O entrosamento entre as protagonistas dá ao filme dinamismo e fluidez. E apesar das explosões e embates tensos com seus adversários, elas se apresentam ao espectador de forma espontânea e divertida. Nesse ponto, os alívios cômicos são muito bem aproveitados e não apelam para provocar o riso, que vem fácil. Surpreendentemente, Kristen Stewart (Café Society) é o brilho do longa nesse sentido, especialmente aos que reclamam de suas “atuações inexpressivas e fracas”. Ela faz caras, bocas e é dona das sacadas cômicas mais engraçadas. Naomi Scott (Aladdin) também se destaca na comédia, mas sua personagem se desenvolve e ganha confiança com o passar do tempo, ganhando generoso desfecho.

A britânica Ella Balinska (A Modern Tale) é a racionalidade no grupo, e possui um espírito de liderança muito forte. Sua personagem retrata bem os medos e anseios das mulheres negras, parcela que tem menos espaço no mercado de trabalho e que leva muito mais tempo (até do que mulheres brancas) para alcançar bons cargos. A pressão que elas tendem a sentir é dobrada.
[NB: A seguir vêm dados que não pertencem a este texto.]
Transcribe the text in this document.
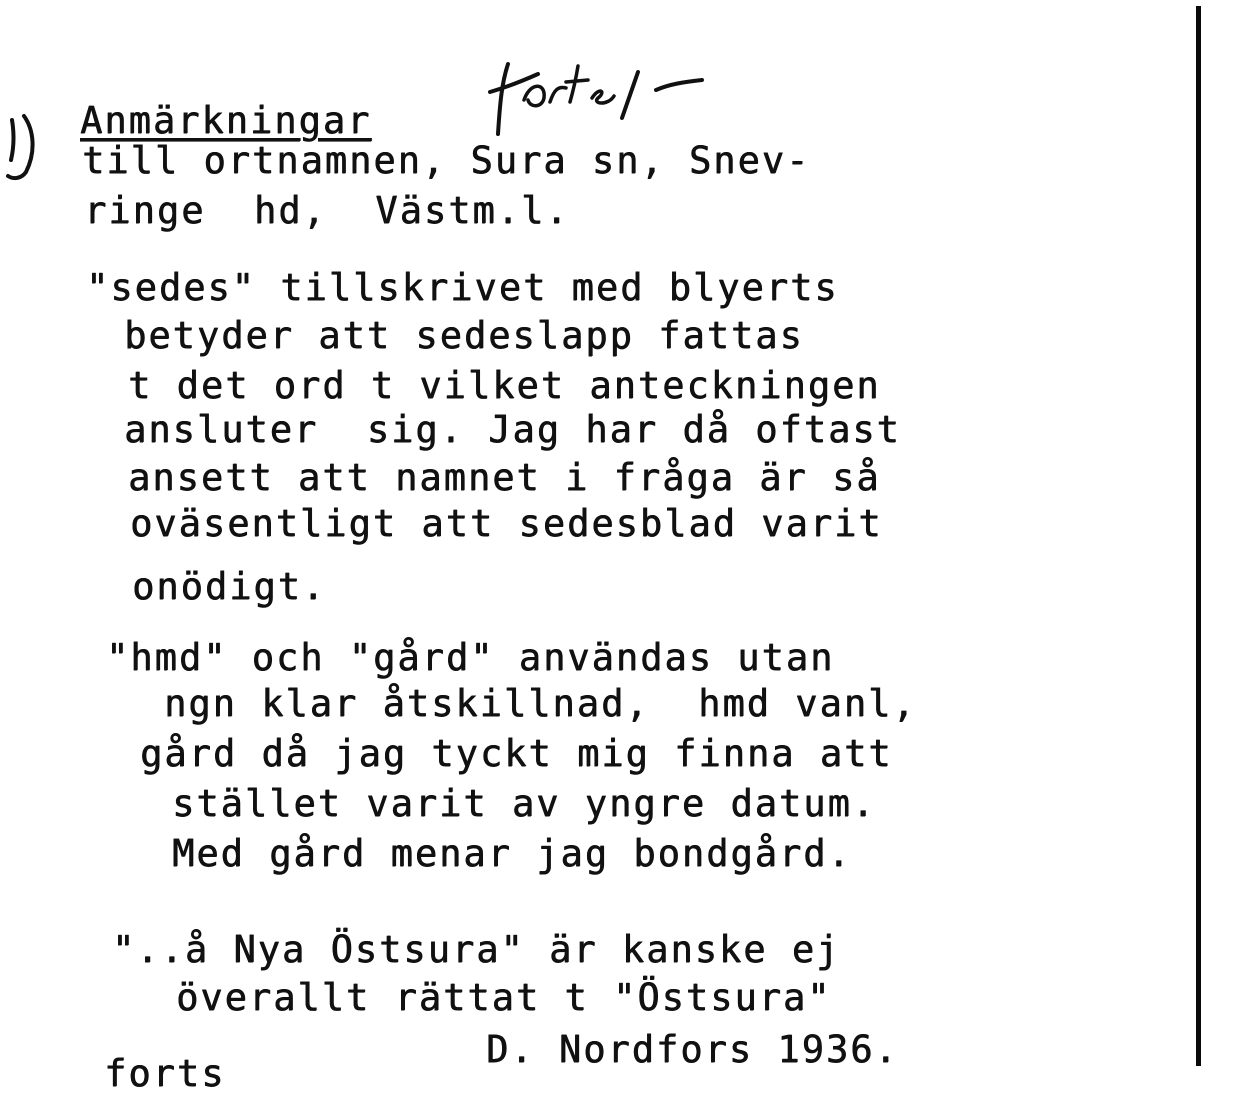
Anmärkningar
till ortnamnen, Sura sn, Snev-
ringe  hd,  Västm.l.
"sedes" tillskrivet med blyerts
betyder att sedeslapp fattas
t det ord t vilket anteckningen
ansluter  sig. Jag har då oftast
ansett att namnet i fråga är så
oväsentligt att sedesblad varit
onödigt.
"hmd" och "gård" användas utan
ngn klar åtskillnad,  hmd vanl,
gård då jag tyckt mig finna att
stället varit av yngre datum.
Med gård menar jag bondgård.
"..å Nya Östsura" är kanske ej
överallt rättat t "Östsura"
forts
D. Nordfors 1936.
Essa noção vai se desconstruindo em Jane, que aos poucos se permite uma trégua, a amizade e até mesmo a paixão.

Além de assinar a direção e a produção, Banks também interpreta a nova Bosley, ganhando bastante tempo de tela. Sua atuação caricata, com frases irônicas sem perder a classe são mercantes, e se complementam com a atmosfera criada pelas outras agentes.

Há quem diga que em filmes de ação as mulheres pegam as cenas “menos pesadas”. Aqui elas são extremamente potentes, bem coreógrafas e bem dirigidas, fazendo o público vibrar. Isso sem contar a direção de arte, com figurinos formidáveis (as cenas no closet são de dar inveja em muita gente) que são destacados por uma fotografia de paleta vibrante, mega colorida e cheia de neon. 

Foto: Sony Pictures

Com curadoria de Ariana Grande, a trilha sonora é toda cantada por mulheres. Além da música tema “Don’t Call Me Angel”, uma colaboração com Miley Cyrus e Lana Del Rey, participam também Normani, Nicki Minaj, Kim Petras, Victoria Monét e Anitta. Sim, ela mesma. Aliás, os fãs brasileiros vão adorar algumas passagens, já que o Brasil é citado diversas vezes pelo roteiro, inclusive a cena de abertura se passa no Rio de Janeiro.

Esqueça a rivalidade entre mulheres para saber quem fez o melhor trabalho. Ou esqueça plots que abordem o amor romântico ou a missão de ganhar o coração de um homem. As Panteras passa no Teste de Bechdel e mostra que é possível ter explosão, ação e um entretenimento inspirador. Parece que, agora sim, as mulheres ganharam o seu "Velozes e Furiosos" como mereciam.

PS: O filme tem várias cenas pós-créditos com participações especiais. Fique até o fim.